I campioni del DNA dei Sardi
I campioni del DNA dei Sardi recuperati dai Carabinieri

Si è tenuta nella mattinata di oggi nel tribunale di Lanusei l’udienza nella quale, è stata emessa una sentenza di incompetenza territoriale per il primario di oculistica dell’ospedale San Giovanni di Dio di Cagliari Maurizio Fossarello e posizione stralciata a causa della mancata notifica a uno dei difensori per il presidente di Genos Mario Pirastu. Mentre per gli altri 11 imputati è stato chiesto il rinvio a giudizio;  si tratta di: Simona Vaccargiu, collaboratrice di Pirastu, accusata del furto aggravato delle provette; Renato Macciotta, curatore fallimentare di SharDna; Mariano Carta, sindaco di Perdasdefogu; Franco Tegas, sindaco di Talana e l’ex vice sindaco Ercole Perino; il presidente e i consiglieri di amministrazione di Genos, Valter Vittorio Mura, Maurizio Caddeo, Piergiorgio Lorrai; gli amministratori di SharDna Maurizia Squinzi e Mauro Valsecchi; l’amministratore unico di Longevia, Tiziano Lazzaretti.

Le contestazioni a vario titolo vanno dalla violazione della legge sulla privacy per l’illecita trattazione di dati sensibili, furto, peculato e falsità materiale commessa da pubblico ufficiale in atti pubblici.

Nello specifico è contestata la sparizione di 27mila provette contenenti il Dna degli ogliastrini, trafugate nell’agosto 2016 dal parco Genos di Perdasdefogu e ritrovate qualche mese dopo all’ospedale San Giovanni di Dio di Cagliari. Il Dna doveva serviva per uno studio approfondito su una delle popolazioni più longeve al mondo.
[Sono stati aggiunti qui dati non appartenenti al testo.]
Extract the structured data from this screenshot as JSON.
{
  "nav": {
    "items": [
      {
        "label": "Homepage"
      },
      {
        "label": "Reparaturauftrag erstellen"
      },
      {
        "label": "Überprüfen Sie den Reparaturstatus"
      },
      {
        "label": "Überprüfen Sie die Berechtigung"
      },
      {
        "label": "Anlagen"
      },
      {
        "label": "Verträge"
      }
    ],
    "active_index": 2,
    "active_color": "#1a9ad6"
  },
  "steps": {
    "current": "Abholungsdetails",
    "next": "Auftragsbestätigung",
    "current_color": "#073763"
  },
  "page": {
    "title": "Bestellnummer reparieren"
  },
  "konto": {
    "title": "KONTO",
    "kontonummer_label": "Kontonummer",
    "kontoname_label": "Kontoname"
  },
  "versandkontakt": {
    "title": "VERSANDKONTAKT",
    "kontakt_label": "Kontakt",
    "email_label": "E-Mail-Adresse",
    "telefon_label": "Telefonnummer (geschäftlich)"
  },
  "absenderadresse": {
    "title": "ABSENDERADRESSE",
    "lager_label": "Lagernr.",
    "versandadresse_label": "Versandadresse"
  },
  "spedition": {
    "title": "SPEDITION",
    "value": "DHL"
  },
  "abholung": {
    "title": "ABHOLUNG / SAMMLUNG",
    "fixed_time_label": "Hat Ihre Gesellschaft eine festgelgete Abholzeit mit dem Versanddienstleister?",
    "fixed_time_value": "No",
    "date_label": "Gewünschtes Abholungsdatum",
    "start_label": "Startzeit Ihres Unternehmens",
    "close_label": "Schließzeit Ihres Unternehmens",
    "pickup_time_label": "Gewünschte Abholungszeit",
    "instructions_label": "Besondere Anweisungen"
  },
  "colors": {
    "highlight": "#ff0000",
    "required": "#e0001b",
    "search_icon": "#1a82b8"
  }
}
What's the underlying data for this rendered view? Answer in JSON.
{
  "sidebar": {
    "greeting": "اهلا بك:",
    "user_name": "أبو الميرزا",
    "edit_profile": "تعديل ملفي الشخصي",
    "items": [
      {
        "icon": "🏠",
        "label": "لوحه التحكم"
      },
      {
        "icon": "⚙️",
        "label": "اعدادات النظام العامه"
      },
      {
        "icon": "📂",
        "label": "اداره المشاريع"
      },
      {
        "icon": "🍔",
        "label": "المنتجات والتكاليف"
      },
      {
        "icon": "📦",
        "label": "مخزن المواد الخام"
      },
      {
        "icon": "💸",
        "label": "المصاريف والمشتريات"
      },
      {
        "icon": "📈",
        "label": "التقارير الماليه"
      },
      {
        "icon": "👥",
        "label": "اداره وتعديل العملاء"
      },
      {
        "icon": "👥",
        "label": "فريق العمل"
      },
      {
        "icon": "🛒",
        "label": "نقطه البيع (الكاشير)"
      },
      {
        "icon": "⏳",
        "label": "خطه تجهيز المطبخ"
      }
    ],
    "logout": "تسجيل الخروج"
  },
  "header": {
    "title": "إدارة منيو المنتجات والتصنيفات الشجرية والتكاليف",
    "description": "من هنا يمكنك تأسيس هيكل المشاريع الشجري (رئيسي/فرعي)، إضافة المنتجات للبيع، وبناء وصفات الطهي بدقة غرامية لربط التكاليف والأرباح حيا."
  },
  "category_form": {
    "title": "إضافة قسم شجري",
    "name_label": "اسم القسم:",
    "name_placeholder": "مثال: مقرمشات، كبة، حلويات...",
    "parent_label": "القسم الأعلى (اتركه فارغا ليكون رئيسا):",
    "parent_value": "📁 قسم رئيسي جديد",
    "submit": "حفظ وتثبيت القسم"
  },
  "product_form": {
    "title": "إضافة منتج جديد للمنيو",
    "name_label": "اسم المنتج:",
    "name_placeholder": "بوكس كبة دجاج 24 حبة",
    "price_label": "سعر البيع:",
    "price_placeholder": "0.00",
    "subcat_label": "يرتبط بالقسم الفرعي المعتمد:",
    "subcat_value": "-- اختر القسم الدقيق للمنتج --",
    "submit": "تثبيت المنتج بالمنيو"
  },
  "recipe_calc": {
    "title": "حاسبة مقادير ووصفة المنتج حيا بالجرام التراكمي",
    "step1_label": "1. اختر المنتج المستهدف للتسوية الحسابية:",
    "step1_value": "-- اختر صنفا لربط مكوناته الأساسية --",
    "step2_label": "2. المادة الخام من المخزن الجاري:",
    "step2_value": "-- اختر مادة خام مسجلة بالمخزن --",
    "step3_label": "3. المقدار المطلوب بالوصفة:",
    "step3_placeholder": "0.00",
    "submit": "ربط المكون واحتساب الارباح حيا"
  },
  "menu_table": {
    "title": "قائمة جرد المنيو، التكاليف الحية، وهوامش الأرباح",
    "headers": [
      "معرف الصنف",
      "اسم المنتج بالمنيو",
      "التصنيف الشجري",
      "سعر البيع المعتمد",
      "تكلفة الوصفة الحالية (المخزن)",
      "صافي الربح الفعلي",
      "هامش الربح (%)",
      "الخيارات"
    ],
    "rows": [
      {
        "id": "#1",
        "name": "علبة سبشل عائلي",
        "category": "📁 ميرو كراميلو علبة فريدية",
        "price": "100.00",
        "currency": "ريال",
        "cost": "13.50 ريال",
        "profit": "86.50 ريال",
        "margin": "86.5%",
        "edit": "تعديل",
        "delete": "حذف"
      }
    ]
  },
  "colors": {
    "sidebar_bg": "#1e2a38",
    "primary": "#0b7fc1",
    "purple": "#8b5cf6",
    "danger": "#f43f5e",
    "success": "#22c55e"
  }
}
L’udienza è stata aggiornata al 28 gennaio per completare le arringhe degli avvocati: attesa anche la decisione del giudice sull’eventuale celebrazione del processo. Gli atti relativi a Fossarello, accusato di peculato, sono stati trasmessi per competenza alla Procura di Cagliari, quelli dello stralcio per Pirastu (a lui vengono contestati il furto e la violazione della privacy) invece sono finiti di nuovo sul tavolo dei magistrati di Lanusei per sanare la mancata notifica al legale.